Find the area of the region bounded by the graphs x=sqrt 2sin2y ; x=0
x=sqrt 2sin2y ; x=0
To find the area of the region bounded by the graphs, we can use the method of integration.
Step 1: Determine the limits of integration.
In this problem, we are given that x = 0 bounds the region, and we need to find the limits for y. To do this, we can set the two equations equal to each other and solve for y:
sqrt(2)sin(2y) = 0
sin(2y) = 0
2y = nπ (where n is an integer)
y = nπ/2 (n is an integer)
Since we want to find the area between the x-axis and the curve, we only need to consider the positive values of y. So, the limits of integration for y are from 0 to π/2.
Step 2: Write the integral expression.
The area (A) can be found by integrating the function over the given limits:
A = ∫[0, π/2] sqrt(2)sin(2y) dy
Step 3: Evaluate the integral.
The integral of sqrt(2)sin(2y) can be evaluated using substitution method. Let's substitute u = 2y, then du = 2dy. The bounds of integration will change accordingly.
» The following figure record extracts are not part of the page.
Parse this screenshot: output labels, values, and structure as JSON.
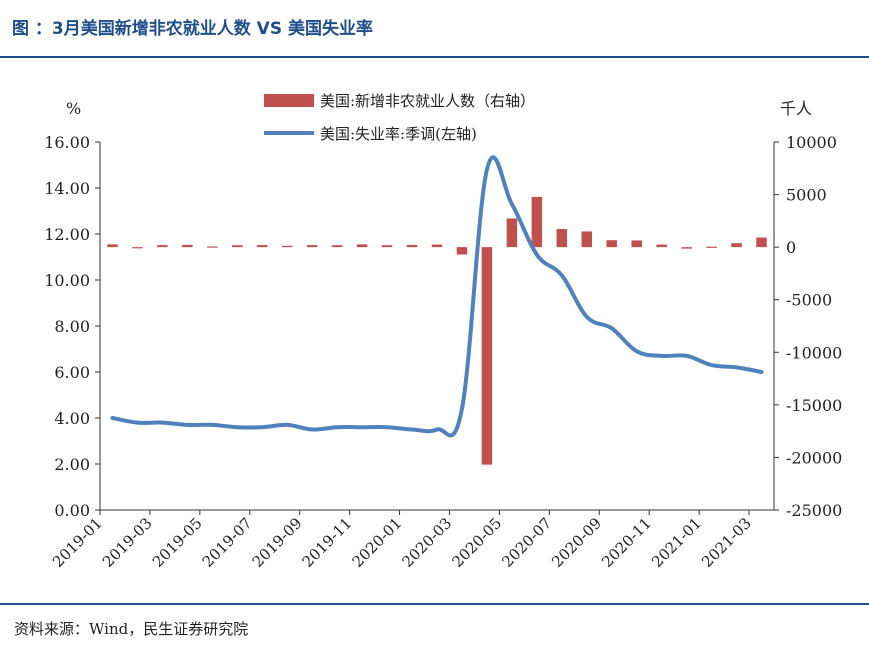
{
  "title": "图 ：3月美国新增非农就业人数 VS 美国失业率",
  "source": "资料来源：Wind，民生证券研究院",
  "colors": {
    "bar": "#c0504d",
    "line": "#4f81bd",
    "header": "#1f4e8c"
  },
  "chart_data": {
    "type": "bar+line",
    "left_unit": "%",
    "right_unit": "千人",
    "left_ylim": [
      0,
      16
    ],
    "left_ticks": [
      "0.00",
      "2.00",
      "4.00",
      "6.00",
      "8.00",
      "10.00",
      "12.00",
      "14.00",
      "16.00"
    ],
    "right_ylim": [
      -25000,
      10000
    ],
    "right_ticks": [
      "10000",
      "5000",
      "0",
      "-5000",
      "-10000",
      "-15000",
      "-20000",
      "-25000"
    ],
    "x_tick_labels": [
      "2019-01",
      "2019-03",
      "2019-05",
      "2019-07",
      "2019-09",
      "2019-11",
      "2020-01",
      "2020-03",
      "2020-05",
      "2020-07",
      "2020-09",
      "2020-11",
      "2021-01",
      "2021-03"
    ],
    "months": [
      "2019-01",
      "2019-02",
      "2019-03",
      "2019-04",
      "2019-05",
      "2019-06",
      "2019-07",
      "2019-08",
      "2019-09",
      "2019-10",
      "2019-11",
      "2019-12",
      "2020-01",
      "2020-02",
      "2020-03",
      "2020-04",
      "2020-05",
      "2020-06",
      "2020-07",
      "2020-08",
      "2020-09",
      "2020-10",
      "2020-11",
      "2020-12",
      "2021-01",
      "2021-02",
      "2021-03"
    ],
    "series": [
      {
        "name": "美国:新增非农就业人数（右轴）",
        "type": "bar",
        "axis": "right",
        "values": [
          269,
          1,
          189,
          216,
          62,
          178,
          194,
          130,
          193,
          185,
          261,
          184,
          214,
          251,
          -701,
          -20687,
          2725,
          4781,
          1726,
          1493,
          661,
          638,
          245,
          -140,
          49,
          379,
          916
        ]
      },
      {
        "name": "美国:失业率:季调(左轴)",
        "type": "line",
        "axis": "left",
        "values": [
          4.0,
          3.8,
          3.8,
          3.7,
          3.7,
          3.6,
          3.6,
          3.7,
          3.5,
          3.6,
          3.6,
          3.6,
          3.5,
          3.5,
          4.4,
          14.8,
          13.3,
          11.1,
          10.2,
          8.4,
          7.9,
          6.9,
          6.7,
          6.7,
          6.3,
          6.2,
          6.0
        ]
      }
    ],
    "legend_position": "top-center",
    "grid": false
  }
}
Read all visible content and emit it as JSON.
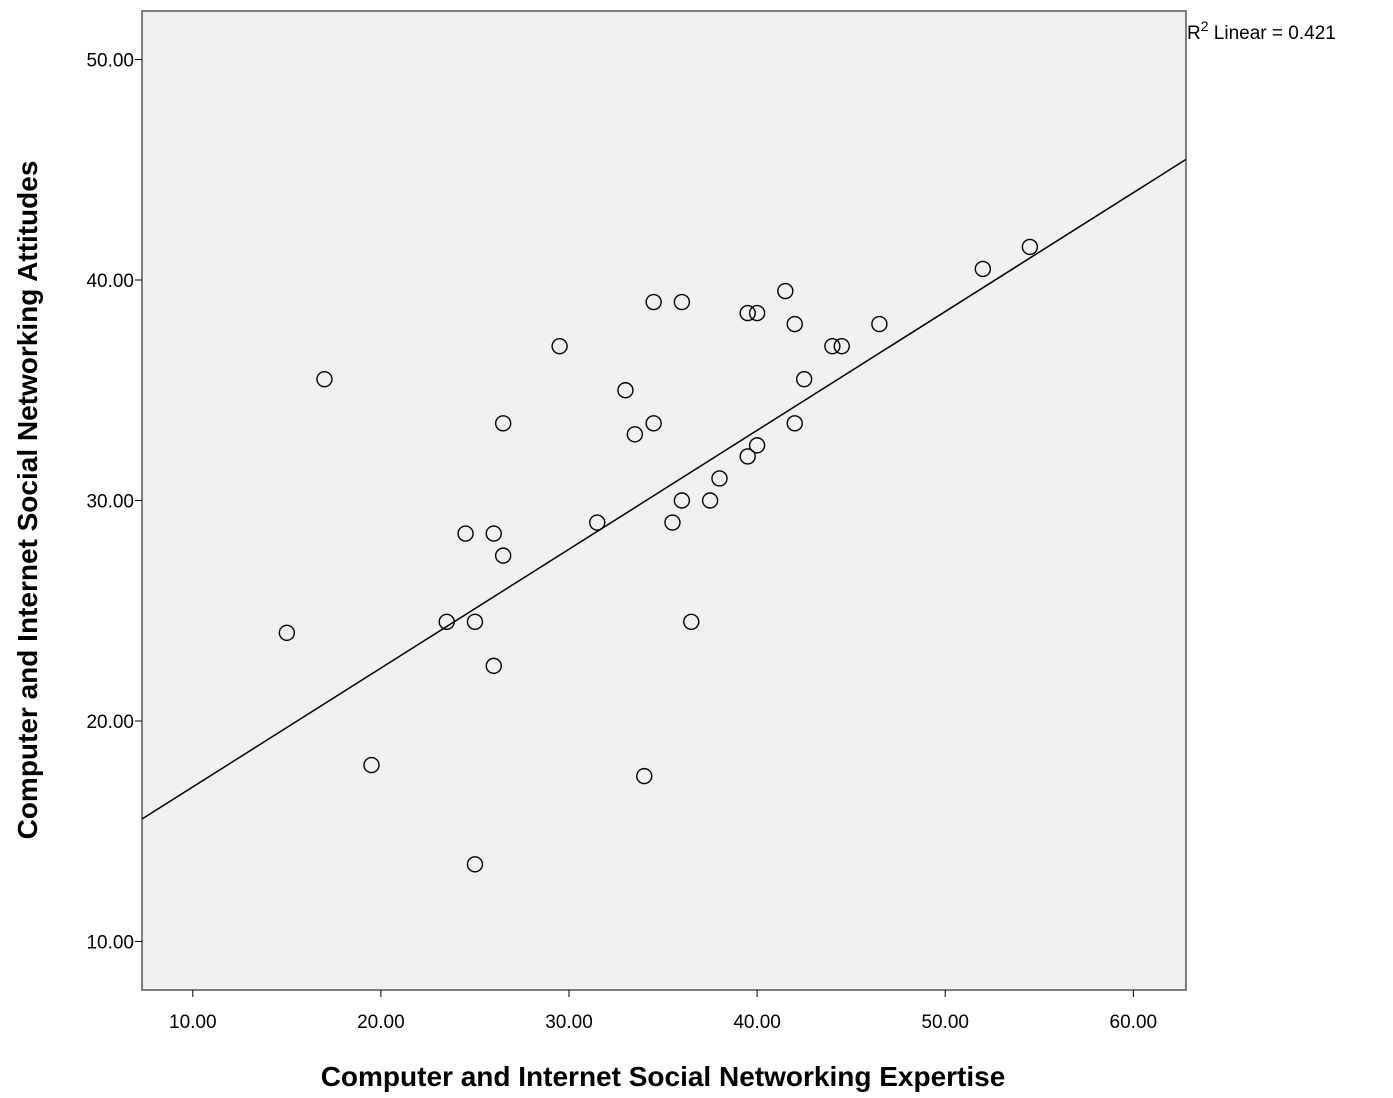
{
  "chart_data": {
    "type": "scatter",
    "title": "",
    "xlabel": "Computer and Internet Social Networking Expertise",
    "ylabel": "Computer and Internet Social Networking Attitudes",
    "xlim": [
      7.3,
      62.8
    ],
    "ylim": [
      7.8,
      52.2
    ],
    "x_ticks": [
      10,
      20,
      30,
      40,
      50,
      60
    ],
    "y_ticks": [
      10,
      20,
      30,
      40,
      50
    ],
    "x_tick_labels": [
      "10.00",
      "20.00",
      "30.00",
      "40.00",
      "50.00",
      "60.00"
    ],
    "y_tick_labels": [
      "10.00",
      "20.00",
      "30.00",
      "40.00",
      "50.00"
    ],
    "plot_background": "#f0f0f0",
    "marker": "open-circle",
    "grid": false,
    "points": [
      {
        "x": 15.0,
        "y": 24.0
      },
      {
        "x": 17.0,
        "y": 35.5
      },
      {
        "x": 19.5,
        "y": 18.0
      },
      {
        "x": 23.5,
        "y": 24.5
      },
      {
        "x": 24.5,
        "y": 28.5
      },
      {
        "x": 25.0,
        "y": 24.5
      },
      {
        "x": 25.0,
        "y": 13.5
      },
      {
        "x": 26.0,
        "y": 28.5
      },
      {
        "x": 26.0,
        "y": 22.5
      },
      {
        "x": 26.5,
        "y": 33.5
      },
      {
        "x": 26.5,
        "y": 27.5
      },
      {
        "x": 29.5,
        "y": 37.0
      },
      {
        "x": 31.5,
        "y": 29.0
      },
      {
        "x": 33.0,
        "y": 35.0
      },
      {
        "x": 33.5,
        "y": 33.0
      },
      {
        "x": 34.0,
        "y": 17.5
      },
      {
        "x": 34.5,
        "y": 39.0
      },
      {
        "x": 34.5,
        "y": 33.5
      },
      {
        "x": 35.5,
        "y": 29.0
      },
      {
        "x": 36.0,
        "y": 39.0
      },
      {
        "x": 36.0,
        "y": 30.0
      },
      {
        "x": 36.5,
        "y": 24.5
      },
      {
        "x": 37.5,
        "y": 30.0
      },
      {
        "x": 38.0,
        "y": 31.0
      },
      {
        "x": 39.5,
        "y": 38.5
      },
      {
        "x": 39.5,
        "y": 32.0
      },
      {
        "x": 40.0,
        "y": 38.5
      },
      {
        "x": 40.0,
        "y": 32.5
      },
      {
        "x": 41.5,
        "y": 39.5
      },
      {
        "x": 42.0,
        "y": 38.0
      },
      {
        "x": 42.0,
        "y": 33.5
      },
      {
        "x": 42.5,
        "y": 35.5
      },
      {
        "x": 44.0,
        "y": 37.0
      },
      {
        "x": 44.5,
        "y": 37.0
      },
      {
        "x": 46.5,
        "y": 38.0
      },
      {
        "x": 52.0,
        "y": 40.5
      },
      {
        "x": 54.5,
        "y": 41.5
      }
    ],
    "fit_line": {
      "intercept": 11.62,
      "slope": 0.539
    },
    "annotation": {
      "r2_prefix": "R",
      "r2_sup": "2",
      "r2_text": " Linear = 0.421"
    }
  }
}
A = ∫[0, π/2] (1/2) sqrt(2)sin(u) du
A = (1/2) ∫[0, π] sqrt(2)sin(u) du
Using the trigonometric identity sin(u) = sin(π - u), we can rewrite the integral as follows:
A = (1/2) ∫[0, π] sqrt(2)sin(π - u) du
Now, let's evaluate the integral:
A = (1/2) [-sqrt(2)cos(u)] [0, π]
A = (1/2) [-sqrt(2)cos(π) + sqrt(2)cos(0)]
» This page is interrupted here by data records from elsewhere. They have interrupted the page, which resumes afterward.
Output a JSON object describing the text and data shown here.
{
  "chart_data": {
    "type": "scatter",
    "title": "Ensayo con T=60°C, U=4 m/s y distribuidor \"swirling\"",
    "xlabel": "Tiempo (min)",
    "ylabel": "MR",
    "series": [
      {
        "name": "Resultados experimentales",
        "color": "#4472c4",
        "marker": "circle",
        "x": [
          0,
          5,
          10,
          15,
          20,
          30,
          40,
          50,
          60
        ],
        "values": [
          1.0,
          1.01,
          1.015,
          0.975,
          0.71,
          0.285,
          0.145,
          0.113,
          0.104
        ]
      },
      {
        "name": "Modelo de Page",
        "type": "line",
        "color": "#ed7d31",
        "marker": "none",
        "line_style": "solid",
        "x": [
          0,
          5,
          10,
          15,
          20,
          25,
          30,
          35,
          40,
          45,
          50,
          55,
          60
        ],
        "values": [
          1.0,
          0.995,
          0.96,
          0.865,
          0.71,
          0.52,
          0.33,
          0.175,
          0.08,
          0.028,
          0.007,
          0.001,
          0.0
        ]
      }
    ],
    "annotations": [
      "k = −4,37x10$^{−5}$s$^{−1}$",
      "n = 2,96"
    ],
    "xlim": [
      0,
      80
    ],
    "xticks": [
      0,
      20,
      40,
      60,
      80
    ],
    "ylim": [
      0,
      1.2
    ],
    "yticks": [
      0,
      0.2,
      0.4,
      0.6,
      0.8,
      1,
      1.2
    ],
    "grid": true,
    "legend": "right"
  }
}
A = (1/2) [-sqrt(2)(-1) + sqrt(2)(1)]
A = sqrt(2)
Therefore, the area of the region bounded by the graphs x = sqrt(2)sin(2y) and x = 0 is sqrt(2) square units.
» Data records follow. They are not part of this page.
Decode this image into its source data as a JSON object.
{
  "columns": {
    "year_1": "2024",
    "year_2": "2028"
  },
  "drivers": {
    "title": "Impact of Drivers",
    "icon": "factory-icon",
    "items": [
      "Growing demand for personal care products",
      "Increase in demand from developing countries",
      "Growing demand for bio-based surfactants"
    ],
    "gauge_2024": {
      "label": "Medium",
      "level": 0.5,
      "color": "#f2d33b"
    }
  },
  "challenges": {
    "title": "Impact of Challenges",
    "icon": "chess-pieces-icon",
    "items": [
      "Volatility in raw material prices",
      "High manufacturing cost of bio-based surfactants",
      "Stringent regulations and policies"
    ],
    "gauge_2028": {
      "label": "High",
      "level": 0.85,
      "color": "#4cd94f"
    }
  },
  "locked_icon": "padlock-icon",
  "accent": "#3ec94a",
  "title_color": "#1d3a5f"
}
To find the area of the region bounded by the graphs x = √(2sin(2y)) and x = 0, we need to set up an integral.
First, let's find the limits of integration. Looking at the given graphs, we can see that x ranges from 0 to √(2sin(2y)). To find the corresponding limits for y, we set the two equations equal to each other:
√(2sin(2y)) = 0
But since the square root of a non-negative number is always non-negative, we can conclude that the given region is bounded by y, where y ranges from 0 to π/2.
Now, let's set up the integral to calculate the area. The differential form of area is given by dA = f(x)dx, where f(x) is the difference in y-coordinates at any given x.
Since x is bounded by the graphs x = √(2sin(2y)) and x = 0, and y is bounded by 0 and π/2, the area can be expressed as:
A = ∫[0,π/2] √(2sin(2y)) dx
But dx can be expressed in terms of dy using the chain rule:
dx = (√(2sin(2y)))' dy
Taking the derivative of √(2sin(2y)) with respect to y:
dx = (√(2sin(2y)))' dy
= (√(2sin(2y))) * (2cos(2y)) * 2 dy
= 4cos(2y)√(2sin(2y)) dy
Therefore, the area becomes:
A = ∫[0,π/2] (4cos(2y)√(2sin(2y)) dy)
Integrating this expression within the given limits will give you the area of the region bounded by the graphs x = √(2sin(2y)) and x = 0.